Mutable borrows in loops [Design help]

Hi, I am new to Rust having gone through only the Rust book, working on a project which requires capturing a screenshot of the primary display. I am using the scrap crate for this.

fn screen_shot_and_save_image(iter:i32) {
    let one_second = Duration::new(1, 0);
    let one_frame = one_second / 60;
    let mut buffer = None;
    let display = Display::primary().expect("Couldn't find primary display.");
    let mut capturer = Capturer::new(display).expect("Couldn't begin capture.");
    let (mut w, mut h) =  (capturer.width(), capturer.height());;
    while buffer.is_none() {
       // Wait until there's a frame.
        match capturer.frame() {
            Ok(buf) => {
                buffer = Some(buf);
            Err(error) => {
                if error.kind() == WouldBlock {
                    // Keep spinning.
                } else {
                    panic!("Error: {}", error);
    //work with buffer

the capturer.frame() has a signature of


pub fn frame<'a>(&'a mut self) -> io::Result<Frame<'a>>
cannot borrow `capturer` as mutable more than once at a time
`capturer` was mutably borrowed here in the previous iteration of the looprustcE0499

Based on similar questions, I understand that Rust does not allow mutable borrows in a loop. However I need to use this function in a while loop, incase I get the WouldBlock error, which returns a blank image intermittently. I cannot make good sense of the compiler error or suggestion so any help will be much appreciated, thank you!

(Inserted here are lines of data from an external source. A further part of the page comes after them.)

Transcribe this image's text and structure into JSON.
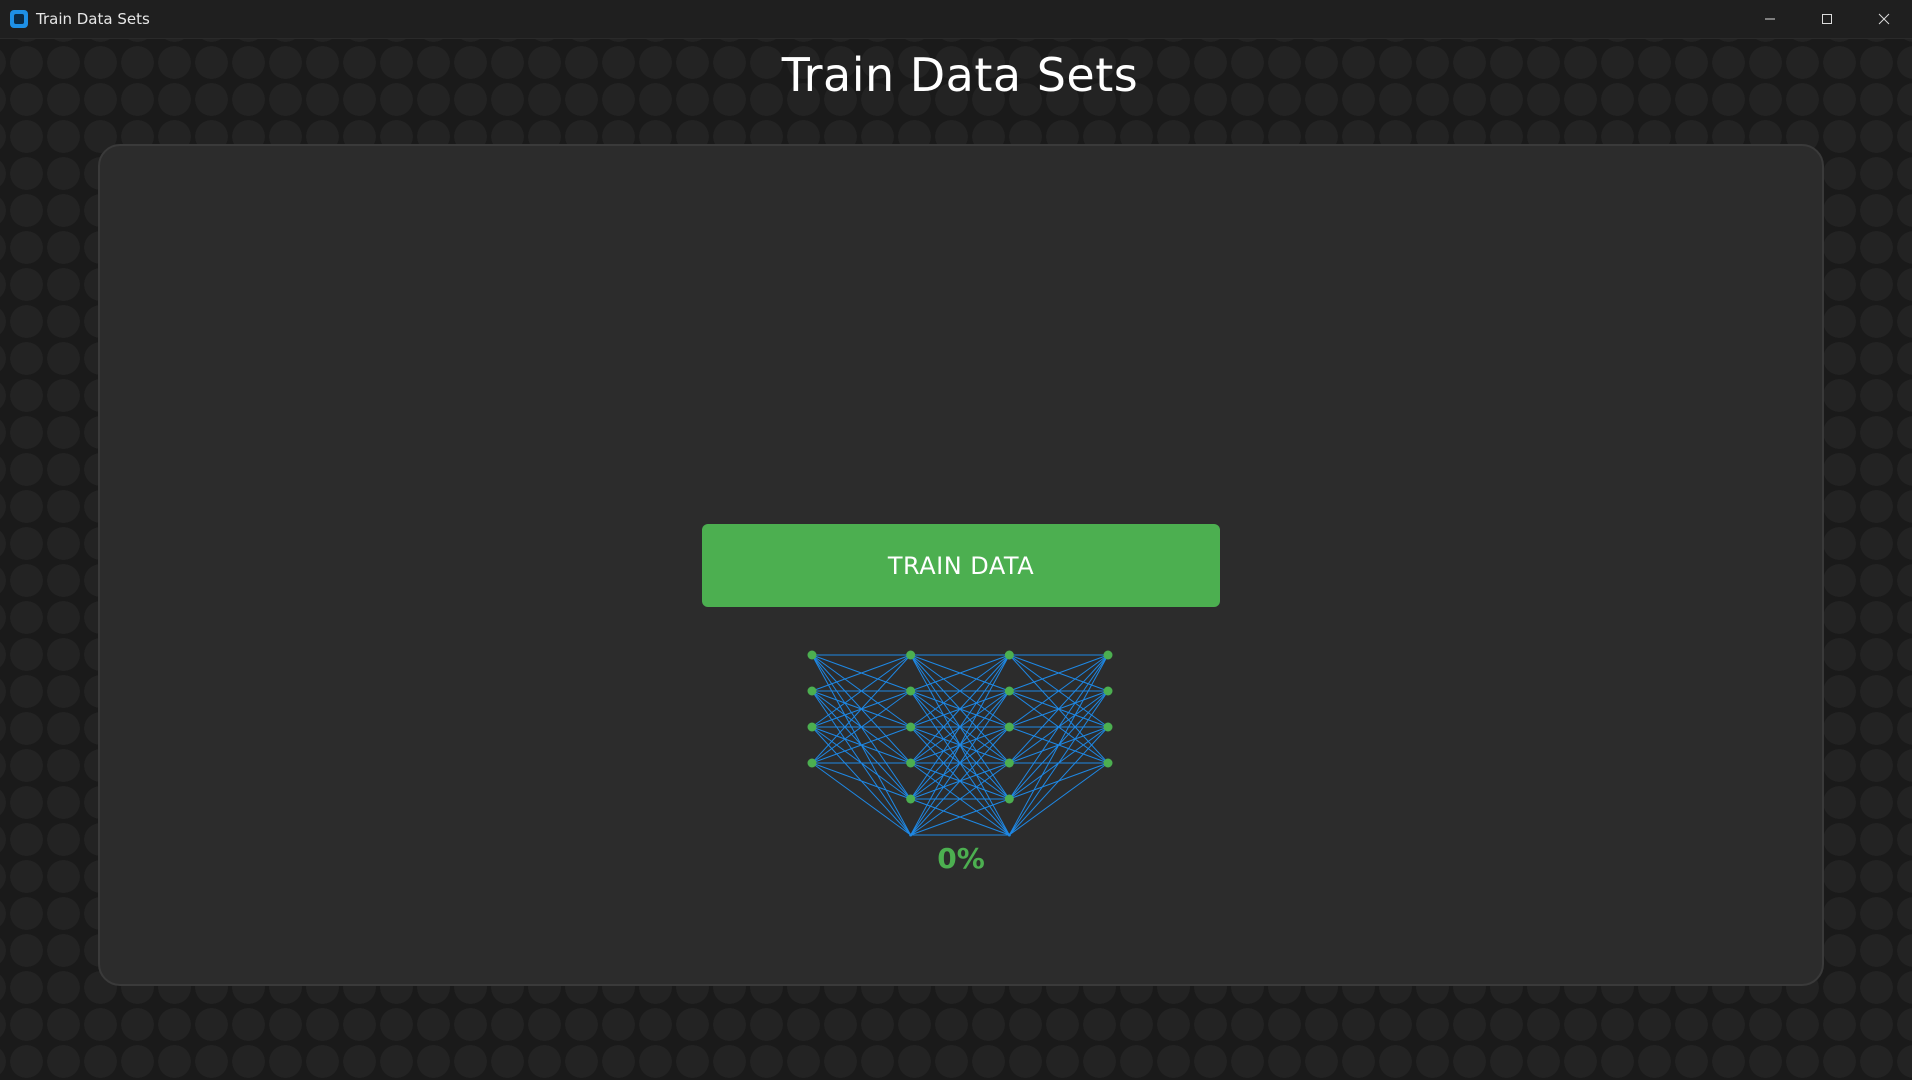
{
  "window": {
    "title": "Train Data Sets",
    "controls": [
      "minimize",
      "maximize",
      "close"
    ]
  },
  "page": {
    "title": "Train Data Sets"
  },
  "actions": {
    "train_label": "TRAIN DATA"
  },
  "progress": {
    "value": 0,
    "label": "0%"
  },
  "network": {
    "layers": [
      4,
      6,
      6,
      4
    ],
    "node_color": "#4caf50",
    "edge_color": "#1e88e5"
  },
  "colors": {
    "accent": "#4caf50",
    "card_bg": "#2c2c2c",
    "app_bg": "#1b1b1b",
    "icon_blue": "#1e90e6"
  }
}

From a quick look at the scrap crate, the Frame's slice of bytes is borrowed from the Capturer, so as long as you hold onto the Frame, the borrow will survive. The frame method borrows mutably from the Capturer, but I don't know if it really should...there's a lot of unsafe code in the crate.

You could copy the Frame's bytes into a separate buffer instead of holding the reference the method provides.

1 Like

Unforunately, scrap does something which is a complete sin in Rust - use lifetime parameters on the &mut self argument.
The signature should have been" pub fn frame(&mut self) -> io::Result<Frame<'_>>.
This way, the returned frame can have a shorter lifetime that the mutable borrow. But because the signature mentions the same lifetime for &mut self and the return value, the mutable borrow must live as long as the returned value lives. Since you are storing the returned value in buffer, the returned value must out-live the loop (since buffer outlives the loop`). As a consequence, the mutable borrow is extended to the next iteration.
As far as I can tell, you need to either file an issue and a PR for this crate, or fork it and maintain your own copy of it.

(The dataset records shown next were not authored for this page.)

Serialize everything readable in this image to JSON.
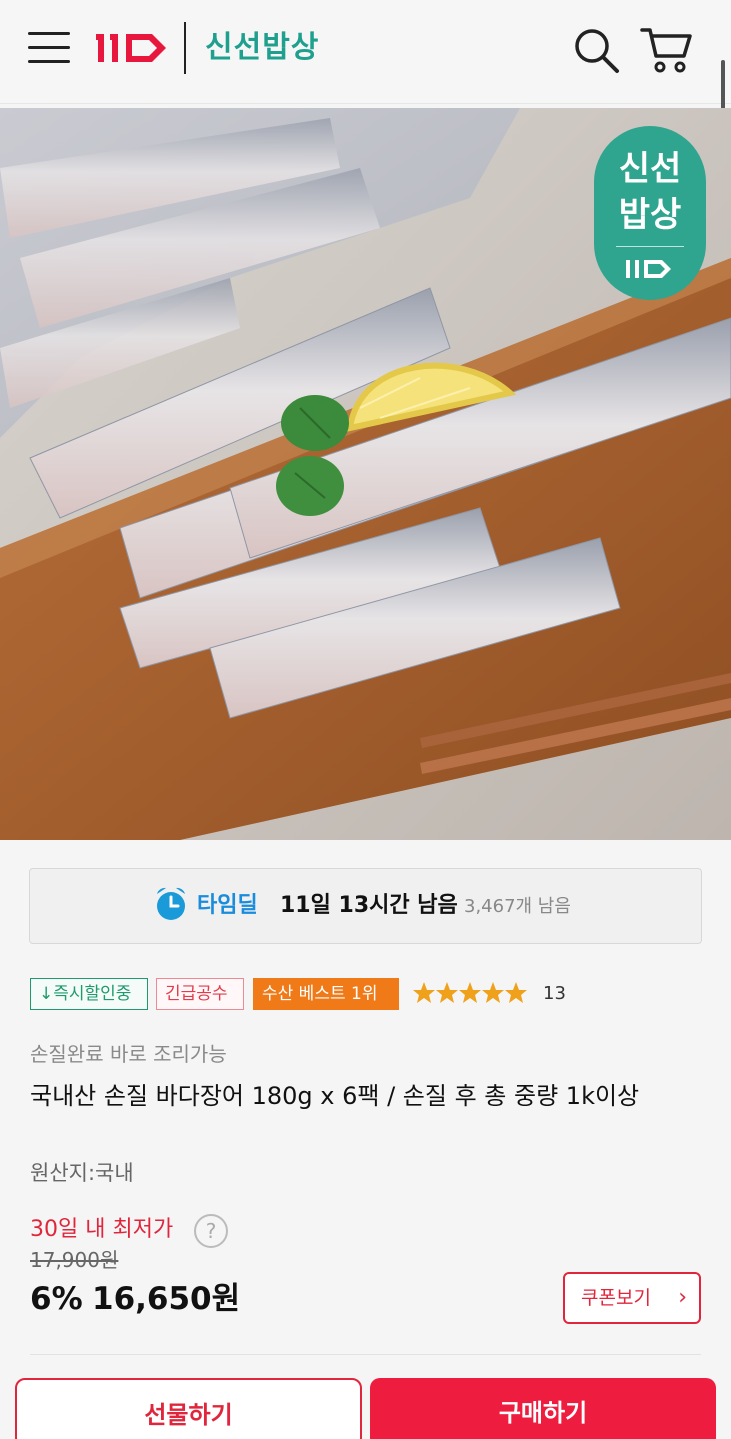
{
  "header": {
    "store_name": "신선밥상"
  },
  "badge": {
    "line1": "신선",
    "line2": "밥상"
  },
  "timedeal": {
    "label": "타임딜",
    "remaining_time": "11일 13시간 남음",
    "stock": "3,467개 남음"
  },
  "tags": {
    "instant": "↓즉시할인중",
    "urgent": "긴급공수",
    "best": "수산 베스트 1위"
  },
  "rating": {
    "stars": 5,
    "review_count": "13"
  },
  "product": {
    "subtitle": "손질완료 바로 조리가능",
    "title": "국내산 손질 바다장어 180g x 6팩 / 손질 후 총 중량 1k이상",
    "origin": "원산지:국내",
    "lowest_price_label": "30일 내 최저가",
    "help_glyph": "?",
    "original_price": "17,900원",
    "discount_rate": "6%",
    "sale_price": "16,650원"
  },
  "buttons": {
    "coupon": "쿠폰보기",
    "coupon_chevron": "›",
    "gift": "선물하기",
    "buy": "구매하기"
  },
  "colors": {
    "brand_red": "#ee1c3f",
    "brand_teal": "#1fa08f",
    "timedeal_blue": "#1a8cdc",
    "best_orange": "#f07a18"
  }
}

No, those are the same. In

pub fn frame(&mut self) -> io::Result<Frame<'_>>

the '_ here means "please use lifetime elision rules to determine the lifetime”, and the lifetime elision rules say that since there is an &mut self, that lifetime is used for returned lifetimes, and so it is completely equivalent to what was actually written.

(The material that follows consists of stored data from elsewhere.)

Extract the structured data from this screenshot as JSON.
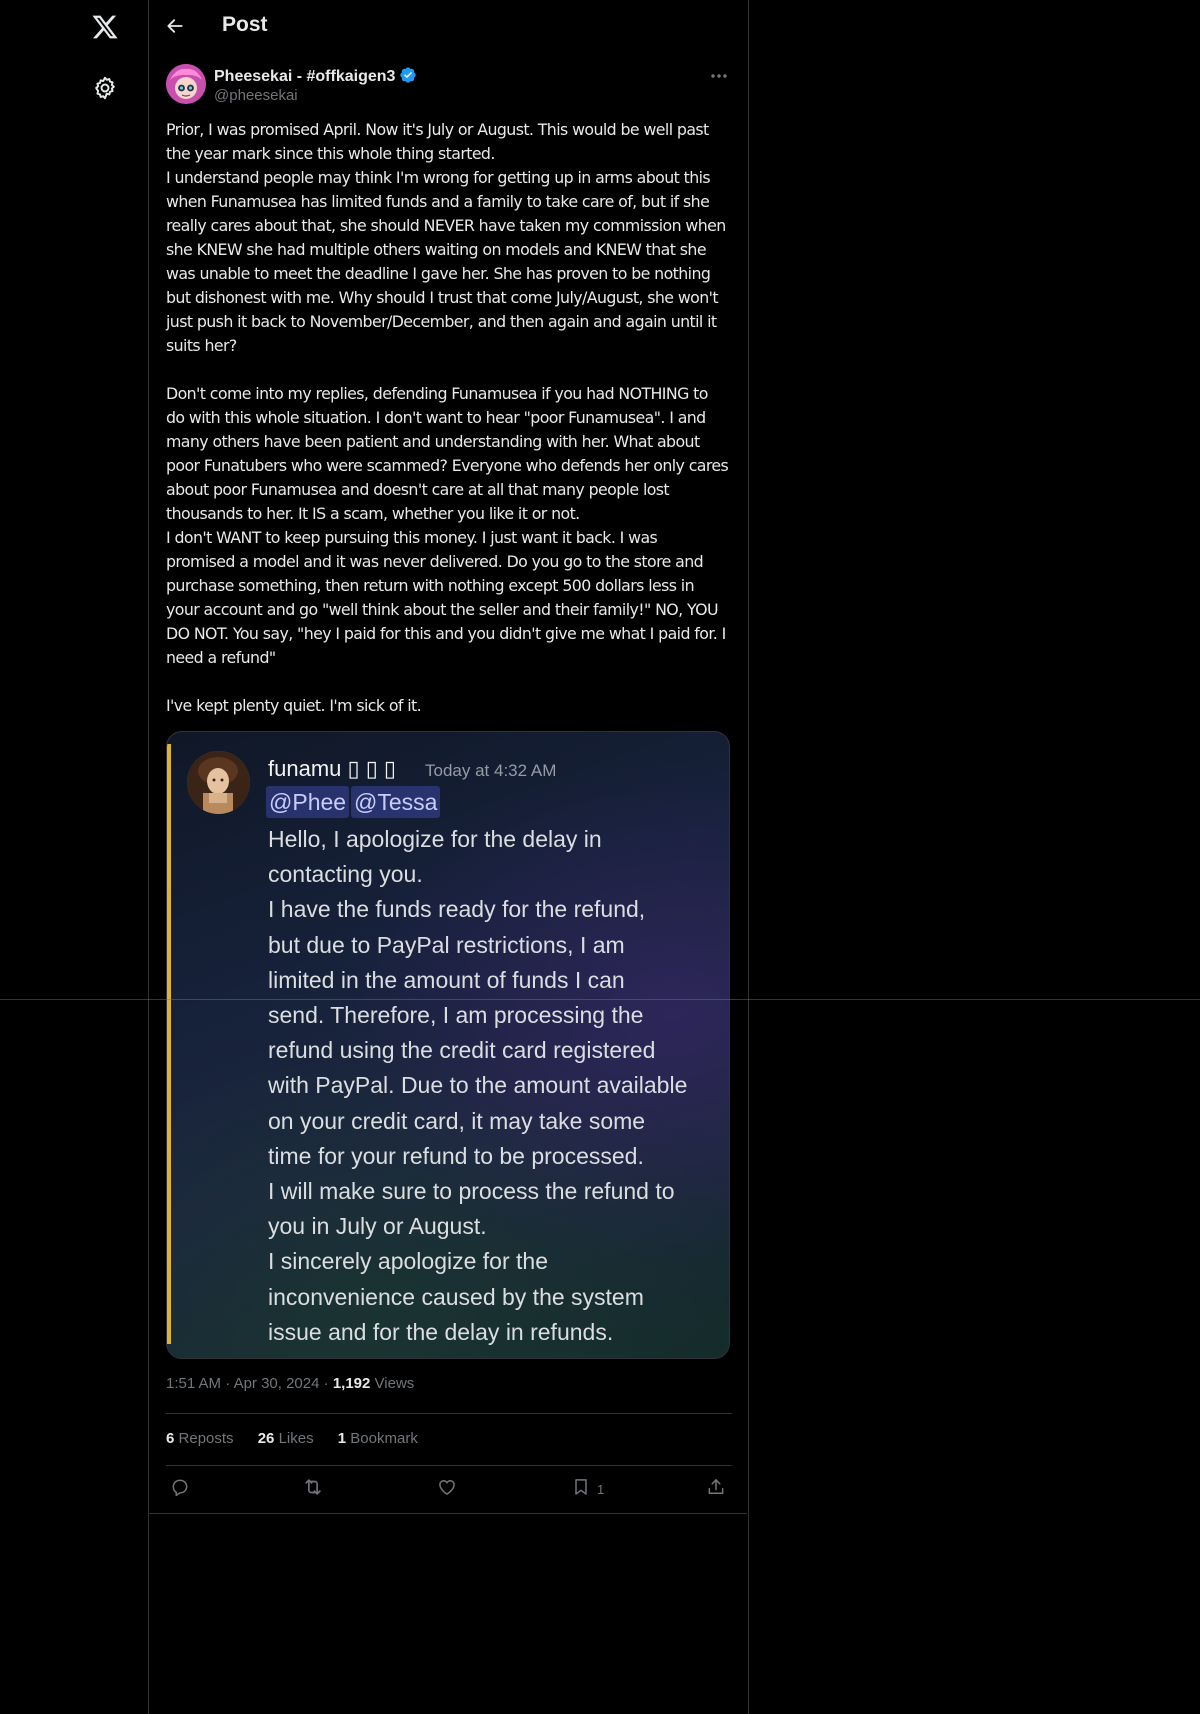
{
  "header": {
    "title": "Post"
  },
  "nav": {
    "logo_icon": "x-logo-icon",
    "settings_icon": "gear-icon"
  },
  "post": {
    "author": {
      "display_name": "Pheesekai - #offkaigen3",
      "handle": "@pheesekai",
      "verified": true
    },
    "text": "Prior, I was promised April. Now it's July or August. This would be well past the year mark since this whole thing started.\nI understand people may think I'm wrong for getting up in arms about this when Funamusea has limited funds and a family to take care of, but if she really cares about that, she should NEVER have taken my commission when she KNEW she had multiple others waiting on models and KNEW that she was unable to meet the deadline I gave her. She has proven to be nothing but dishonest with me. Why should I trust that come July/August, she won't just push it back to November/December, and then again and again until it suits her?\n\nDon't come into my replies, defending Funamusea if you had NOTHING to do with this whole situation. I don't want to hear \"poor Funamusea\". I and many others have been patient and understanding with her. What about poor Funatubers who were scammed? Everyone who defends her only cares about poor Funamusea and doesn't care at all that many people lost thousands to her. It IS a scam, whether you like it or not.\nI don't WANT to keep pursuing this money. I just want it back. I was promised a model and it was never delivered. Do you go to the store and purchase something, then return with nothing except 500 dollars less in your account and go \"well think about the seller and their family!\" NO, YOU DO NOT. You say, \"hey I paid for this and you didn't give me what I paid for. I need a refund\"\n\nI've kept plenty quiet. I'm sick of it.",
    "media": {
      "name": "funamu ▯ ▯ ▯",
      "time": "Today at 4:32 AM",
      "mentions": [
        "@Phee",
        "@Tessa"
      ],
      "message": "Hello, I apologize for the delay in\ncontacting you.\nI have the funds ready for the refund,\nbut due to PayPal restrictions, I am\nlimited in the amount of funds I can\nsend. Therefore, I am processing the\nrefund using the credit card registered\nwith PayPal. Due to the amount available\non your credit card, it may take some\ntime for your refund to be processed.\nI will make sure to process the refund to\nyou in July or August.\nI sincerely apologize for the\ninconvenience caused by the system\nissue and for the delay in refunds.",
      "accent_color": "#e0b234"
    },
    "time": "1:51 AM",
    "separator": "·",
    "date": "Apr 30, 2024",
    "views_count": "1,192",
    "views_label": "Views"
  },
  "stats": {
    "reposts_count": "6",
    "reposts_label": "Reposts",
    "likes_count": "26",
    "likes_label": "Likes",
    "bookmarks_count": "1",
    "bookmarks_label": "Bookmark"
  },
  "actions": {
    "bookmark_count": "1"
  },
  "colors": {
    "background": "#000000",
    "text_primary": "#e7e9ea",
    "text_secondary": "#71767b",
    "border": "#2f3336",
    "verified_blue": "#1d9bf0"
  }
}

pub fn frame<'a>(&'a mut self) -> Result<Frame<'a>>

The “sin” you are thinking of is probably the one of linking &'a mut self to a parameter on the type itself,

impl<'a> Foo<'a> {
    fn foo(&'a mut self) -> ...

which is indeed usually a mistake. But, in this case, where there is no lifetime on the type, then a method's return value must be either borrowing from self or be fully owned.

Looking at the docs, Frame derefs to [u8], so probably the right solution here is to copy the data out of the frame into a Vec<u8>, inside the loop. That way, there is no borrow of the Capturer kept around.


I think loop is nicer for these situations than a while:

let buffer = loop {
    match capturer.frame() {
        Ok(buf) => break buf,
        Err(error) => {

I think this works better with the borrow checker and has the added benefit of not wrapping the buffer in an Option.